Aavas Financiers conducted a conference call 25 April 2024 to discuss the financial
results for the quarter ended March 2024. Sachinder Bhinder, MD&CEO of the
company addressed the call:
Highlights:
The company strongly believes that it can continue our
momentum in serving the unserved, underserved, and underbanked customers in
Tier 2 to Tier 5 markets, with relentless focus on risk-adjusted returns.
The company has undergone the technology transformation in
FY2024 coupled with management transition. Still the company has delivered on
its stated guidance of AUM growth as well as on profitability.
The company delivered the highest-ever quarterly
disbursements of Rs 1893 crore in Q4FY2024 with growth of 39% QoQ & 20%
YoY.
Green Shoots in technology transformation are already
visible with turnaround time improvement and in turn resulting in better
customer service. The company expects tech transformation would benefit in improving
productivity and efficiency across organization.
The company does business across 367 branches in 13
States. It has added 21 new branches in FY24 to deepen its presence. The company
would continue to deepen footprint in the states where it is already present in
a contiguous manner.
The prudent management of cash and strong liability
profile enabled the company to contain the cost of borrowing and maintain spreads
in line with guidance of around 5%.
The company is well capitalized with CRAR of 44% end March
2024 and sufficient balance sheet liquidity of Rs 3030 crore.
The Company’s focused granular underwriting risk
practices & collections efforts backed by technology, led to an improvement
in 1+ days past due to 3.12% in March 2024 from 3.30% in March 2023.
Portfolio health remains strong with Gross Stage 3 at
0.94% in Mar-2024.
The AUM of the company has surged 22% to Rs 17300 crore end
March 2023. The company aims to maintain steady and sustainable growth in AUM in
FY2025. The company is targeting AUM growth of 22-25% for FY2025.

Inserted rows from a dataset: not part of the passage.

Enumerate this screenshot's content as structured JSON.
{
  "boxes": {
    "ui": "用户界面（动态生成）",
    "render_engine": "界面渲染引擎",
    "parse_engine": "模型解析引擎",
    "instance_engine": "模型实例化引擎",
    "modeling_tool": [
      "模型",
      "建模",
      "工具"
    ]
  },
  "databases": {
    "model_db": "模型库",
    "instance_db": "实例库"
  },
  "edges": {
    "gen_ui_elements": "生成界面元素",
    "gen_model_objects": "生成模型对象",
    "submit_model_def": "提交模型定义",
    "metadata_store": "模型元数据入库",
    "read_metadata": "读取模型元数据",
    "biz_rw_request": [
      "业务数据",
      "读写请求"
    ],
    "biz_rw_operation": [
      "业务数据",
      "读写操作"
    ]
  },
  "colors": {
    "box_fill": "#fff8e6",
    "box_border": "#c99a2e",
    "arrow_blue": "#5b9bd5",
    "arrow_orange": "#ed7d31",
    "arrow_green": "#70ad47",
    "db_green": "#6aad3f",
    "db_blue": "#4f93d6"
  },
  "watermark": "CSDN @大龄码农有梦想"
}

The number of logins, sanctions and tech initiatives
indicates at strong H1FY2025.
The company aims to maintain the healthy growth in the
disbursements across states.
Efforts on cost optimization have helped to reduce cost
to asset ratio to 3.58% in FY2024 from 3.68% in FY2023. The company aims to
reduce cost to asset ratio below 3% in the near to medium term
The company has improved gross NPA by 15 bps to 0.94% in
Q4FY2024. The credit cost continued to be low at below 25 bps.
The company has well diversified sources of borrowing and
it is always focused on diversifying sources of borrowing.
The company has received funding from the MSME cluster building
institution for the first time for its MSME business
The cost of funds on incremental basis was 8.14% in
FY2024 as compared the outstanding cost of funds at 8.07%, indicating at
peaking out of the cost of funds.
The cost of borrowings on incremental basis student 8.1%
and the book basis student 8.07%
The company as raised its prime lending rate by 25 bps
effective from 1 March 2024. About 60% of the loan book of the company is on
floating rate basis.
The credit cost has declined to 11 bps in Q4 from 21 bps
in the previous quarter and 16 bps in the corresponding quarter last year.
The company had implemented resolution plan for some
accounts in line with the RBI guidelines in FY2022. On account of the existing
stress, the company has classified accounts amounting to Rs 71.23 crore of
these advances as stage 2 and created provisions. About 80% of this at Rs 56.72
crore is already into 0 to 30 days bucket.
The overall ECL provision stands at Rs 84.82 crore.
On the branch expansions side, the company is targeting
Karnataka and adjacent States.
The company expects balance transfer out at 0.5% per month
and 6% per annum of the opening a AUM.
The assignment book is expected to grow at 15 to 16%.
The company has partnered
with PSU Bank for co lending in the current year.